If some of the character names and tropes were a little obvious, I didn’t mind that. I like a little bit of cheese in my fantasy.
Having said all of that, you’re probably wondering why I won’t be reading the sequel…
What surprised me about the book was the overtly sexual nature of… well, pretty much everything! I don’t mind a bit of romance, but literally everything in the book had undertones of sex. The men are enslaved by their genitalia (cue sniggering), their role in society is to serve women as sex slaves or “consorts”, another of the main characters is a prostitute, and two of the other characters are paedophiles… None of which was subtle. And all of this is going on in a setting where the protagonist is a little girl… In fact, while I don’t like to use the word, I think a lot of people would find this book triggering. It’s quite violent, which would have been fine, but combine that with graphic sex scenes, and multiple scenes of rape, incest, and child abuse… I found it all faintly distasteful, and not a little disturbing.

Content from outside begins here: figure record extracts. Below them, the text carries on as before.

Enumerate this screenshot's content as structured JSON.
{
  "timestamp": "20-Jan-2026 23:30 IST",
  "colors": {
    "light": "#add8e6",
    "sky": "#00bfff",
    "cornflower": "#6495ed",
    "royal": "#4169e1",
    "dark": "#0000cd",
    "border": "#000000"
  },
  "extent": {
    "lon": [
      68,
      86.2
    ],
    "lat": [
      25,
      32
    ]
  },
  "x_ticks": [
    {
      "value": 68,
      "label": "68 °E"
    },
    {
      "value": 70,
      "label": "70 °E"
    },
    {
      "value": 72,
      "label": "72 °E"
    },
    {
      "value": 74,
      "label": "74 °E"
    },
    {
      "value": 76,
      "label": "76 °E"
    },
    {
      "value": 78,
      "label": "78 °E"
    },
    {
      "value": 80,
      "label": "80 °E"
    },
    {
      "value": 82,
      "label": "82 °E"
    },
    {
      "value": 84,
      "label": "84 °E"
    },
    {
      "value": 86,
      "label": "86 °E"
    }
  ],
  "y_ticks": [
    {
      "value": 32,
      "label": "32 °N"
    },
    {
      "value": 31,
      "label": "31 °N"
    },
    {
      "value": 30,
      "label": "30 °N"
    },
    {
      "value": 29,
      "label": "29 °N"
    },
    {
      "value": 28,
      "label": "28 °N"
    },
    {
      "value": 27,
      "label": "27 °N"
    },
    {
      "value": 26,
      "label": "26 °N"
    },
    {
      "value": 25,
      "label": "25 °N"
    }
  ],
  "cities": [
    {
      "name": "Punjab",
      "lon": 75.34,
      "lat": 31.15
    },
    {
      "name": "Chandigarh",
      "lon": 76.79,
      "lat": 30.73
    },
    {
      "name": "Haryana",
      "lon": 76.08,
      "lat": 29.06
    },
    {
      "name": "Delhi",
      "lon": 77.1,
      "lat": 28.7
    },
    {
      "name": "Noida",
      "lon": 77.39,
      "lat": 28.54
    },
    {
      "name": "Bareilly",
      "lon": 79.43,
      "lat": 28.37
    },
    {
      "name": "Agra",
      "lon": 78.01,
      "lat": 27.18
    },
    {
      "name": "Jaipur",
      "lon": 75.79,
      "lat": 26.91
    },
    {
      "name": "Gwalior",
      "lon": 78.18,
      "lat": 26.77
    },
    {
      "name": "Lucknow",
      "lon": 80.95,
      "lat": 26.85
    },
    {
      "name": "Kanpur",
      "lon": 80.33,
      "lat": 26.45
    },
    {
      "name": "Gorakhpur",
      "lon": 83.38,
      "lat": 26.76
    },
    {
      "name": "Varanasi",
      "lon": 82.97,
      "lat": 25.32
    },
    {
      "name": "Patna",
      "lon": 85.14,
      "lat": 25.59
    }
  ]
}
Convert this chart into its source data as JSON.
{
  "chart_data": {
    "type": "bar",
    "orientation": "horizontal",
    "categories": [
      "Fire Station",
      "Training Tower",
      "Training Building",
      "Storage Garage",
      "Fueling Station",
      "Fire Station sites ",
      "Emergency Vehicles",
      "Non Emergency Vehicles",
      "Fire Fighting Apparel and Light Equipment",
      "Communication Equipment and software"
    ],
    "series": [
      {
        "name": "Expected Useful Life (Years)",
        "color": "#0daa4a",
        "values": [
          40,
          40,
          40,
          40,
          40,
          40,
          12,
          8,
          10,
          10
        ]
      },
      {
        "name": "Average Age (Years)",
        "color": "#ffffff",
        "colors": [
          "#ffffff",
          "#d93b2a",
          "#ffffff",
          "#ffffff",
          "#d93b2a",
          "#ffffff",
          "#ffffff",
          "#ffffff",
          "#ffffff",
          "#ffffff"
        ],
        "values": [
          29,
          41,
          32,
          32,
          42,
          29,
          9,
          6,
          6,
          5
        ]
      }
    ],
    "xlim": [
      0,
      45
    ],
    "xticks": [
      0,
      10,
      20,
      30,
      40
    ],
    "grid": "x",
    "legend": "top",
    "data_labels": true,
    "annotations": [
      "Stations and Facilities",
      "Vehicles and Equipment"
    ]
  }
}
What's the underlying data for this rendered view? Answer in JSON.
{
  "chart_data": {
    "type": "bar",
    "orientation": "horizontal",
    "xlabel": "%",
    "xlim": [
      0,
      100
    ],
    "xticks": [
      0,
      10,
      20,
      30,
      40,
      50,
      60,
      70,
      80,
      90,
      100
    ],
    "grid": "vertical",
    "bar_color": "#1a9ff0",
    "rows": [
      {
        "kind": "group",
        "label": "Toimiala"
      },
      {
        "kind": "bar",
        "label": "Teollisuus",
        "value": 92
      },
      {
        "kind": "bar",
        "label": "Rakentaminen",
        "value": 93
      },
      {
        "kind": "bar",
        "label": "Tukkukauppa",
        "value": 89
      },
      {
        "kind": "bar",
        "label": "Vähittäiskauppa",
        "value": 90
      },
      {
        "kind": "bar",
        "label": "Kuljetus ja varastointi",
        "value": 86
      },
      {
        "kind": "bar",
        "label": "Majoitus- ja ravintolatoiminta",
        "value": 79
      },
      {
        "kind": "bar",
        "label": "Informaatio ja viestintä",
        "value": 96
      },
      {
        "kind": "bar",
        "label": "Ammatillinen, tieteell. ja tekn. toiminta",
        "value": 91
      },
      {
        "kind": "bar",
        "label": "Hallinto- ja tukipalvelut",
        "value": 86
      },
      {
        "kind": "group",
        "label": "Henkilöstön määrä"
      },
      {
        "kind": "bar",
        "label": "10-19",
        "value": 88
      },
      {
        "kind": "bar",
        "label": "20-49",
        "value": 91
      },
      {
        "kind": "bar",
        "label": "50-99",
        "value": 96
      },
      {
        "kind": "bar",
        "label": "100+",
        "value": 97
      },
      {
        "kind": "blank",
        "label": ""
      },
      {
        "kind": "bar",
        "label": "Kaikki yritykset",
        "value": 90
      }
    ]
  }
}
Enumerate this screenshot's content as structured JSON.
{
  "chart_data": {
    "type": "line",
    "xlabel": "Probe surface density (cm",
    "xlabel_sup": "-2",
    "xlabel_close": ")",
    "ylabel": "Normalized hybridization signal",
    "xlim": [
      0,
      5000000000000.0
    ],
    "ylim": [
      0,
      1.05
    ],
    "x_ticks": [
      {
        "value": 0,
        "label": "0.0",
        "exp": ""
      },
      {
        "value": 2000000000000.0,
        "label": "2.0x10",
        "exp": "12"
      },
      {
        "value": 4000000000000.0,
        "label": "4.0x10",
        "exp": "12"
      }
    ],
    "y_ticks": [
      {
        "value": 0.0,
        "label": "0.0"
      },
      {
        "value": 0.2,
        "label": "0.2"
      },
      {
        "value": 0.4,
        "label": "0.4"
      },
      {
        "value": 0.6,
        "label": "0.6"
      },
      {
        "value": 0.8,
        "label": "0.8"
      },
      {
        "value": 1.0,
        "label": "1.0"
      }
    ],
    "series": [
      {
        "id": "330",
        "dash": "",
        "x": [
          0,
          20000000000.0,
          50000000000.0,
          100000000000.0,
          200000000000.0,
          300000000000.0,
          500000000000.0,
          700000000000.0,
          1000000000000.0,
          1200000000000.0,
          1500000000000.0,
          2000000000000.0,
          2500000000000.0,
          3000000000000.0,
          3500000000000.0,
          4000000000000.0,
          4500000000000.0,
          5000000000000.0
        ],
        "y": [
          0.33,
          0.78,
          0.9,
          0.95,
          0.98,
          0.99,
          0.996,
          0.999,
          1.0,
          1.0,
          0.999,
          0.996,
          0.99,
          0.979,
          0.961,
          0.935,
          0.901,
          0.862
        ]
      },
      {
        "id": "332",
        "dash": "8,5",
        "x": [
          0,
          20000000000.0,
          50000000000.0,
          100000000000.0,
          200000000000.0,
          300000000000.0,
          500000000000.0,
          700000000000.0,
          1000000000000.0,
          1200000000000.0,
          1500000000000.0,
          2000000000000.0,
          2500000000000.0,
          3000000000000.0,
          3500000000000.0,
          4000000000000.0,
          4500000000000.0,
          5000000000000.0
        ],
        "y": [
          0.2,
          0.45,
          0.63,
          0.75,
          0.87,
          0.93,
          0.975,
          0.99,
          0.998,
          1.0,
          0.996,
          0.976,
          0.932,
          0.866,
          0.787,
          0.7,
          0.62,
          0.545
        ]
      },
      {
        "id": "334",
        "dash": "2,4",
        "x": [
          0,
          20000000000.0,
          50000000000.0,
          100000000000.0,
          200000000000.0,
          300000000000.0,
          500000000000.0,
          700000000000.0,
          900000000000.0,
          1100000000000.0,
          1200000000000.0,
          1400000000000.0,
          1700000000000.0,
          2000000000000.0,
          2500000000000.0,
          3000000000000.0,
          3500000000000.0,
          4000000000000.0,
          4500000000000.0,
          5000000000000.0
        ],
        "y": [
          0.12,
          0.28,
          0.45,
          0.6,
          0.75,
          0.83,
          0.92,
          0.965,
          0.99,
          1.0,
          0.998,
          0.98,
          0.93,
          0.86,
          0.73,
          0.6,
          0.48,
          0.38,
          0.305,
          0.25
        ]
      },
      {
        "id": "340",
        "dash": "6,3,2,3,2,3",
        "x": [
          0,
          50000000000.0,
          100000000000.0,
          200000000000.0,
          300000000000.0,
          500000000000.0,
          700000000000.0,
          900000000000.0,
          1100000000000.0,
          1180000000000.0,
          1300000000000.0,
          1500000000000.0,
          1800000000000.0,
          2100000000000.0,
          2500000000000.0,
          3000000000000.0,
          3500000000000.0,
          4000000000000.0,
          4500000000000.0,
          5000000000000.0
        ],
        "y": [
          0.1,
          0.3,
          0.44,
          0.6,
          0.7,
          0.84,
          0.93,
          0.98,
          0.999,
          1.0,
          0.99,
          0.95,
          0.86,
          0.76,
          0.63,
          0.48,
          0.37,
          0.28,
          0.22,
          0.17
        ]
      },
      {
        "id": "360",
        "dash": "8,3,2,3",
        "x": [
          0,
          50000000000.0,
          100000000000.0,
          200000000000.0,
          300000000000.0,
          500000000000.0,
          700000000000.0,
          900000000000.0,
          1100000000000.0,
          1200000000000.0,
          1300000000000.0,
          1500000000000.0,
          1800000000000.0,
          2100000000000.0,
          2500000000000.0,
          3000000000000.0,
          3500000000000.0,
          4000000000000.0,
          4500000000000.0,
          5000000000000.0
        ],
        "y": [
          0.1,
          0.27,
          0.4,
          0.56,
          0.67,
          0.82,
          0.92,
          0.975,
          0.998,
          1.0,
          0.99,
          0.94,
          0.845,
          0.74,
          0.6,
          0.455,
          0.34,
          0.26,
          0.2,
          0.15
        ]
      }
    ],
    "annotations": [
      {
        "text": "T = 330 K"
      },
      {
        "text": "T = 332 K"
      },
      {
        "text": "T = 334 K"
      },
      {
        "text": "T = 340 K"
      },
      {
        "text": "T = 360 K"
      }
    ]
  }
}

I think the most disturbing part of the book was watching one of the characters try to control his feelings for the little girl… And I mean one of the characters who is not classed as an out and out paedo… Rather, it’s phrased as he likes who she will become and tries desperately not to be attracted to her as a child, but, considering at one point he has to seduce her in order to give her the will to live, I found the whole thing very troubling. How is that better?
I could have dealt with the storylines about rape and incest and all the rest, and the rather bizarre and overly sexualised worldbuilding. But having one of the protagonists lust after a ten year old, and this be excused because he says, “I’ll just wait till she’s older”, was too much for me. I’m out. That’s just wrong.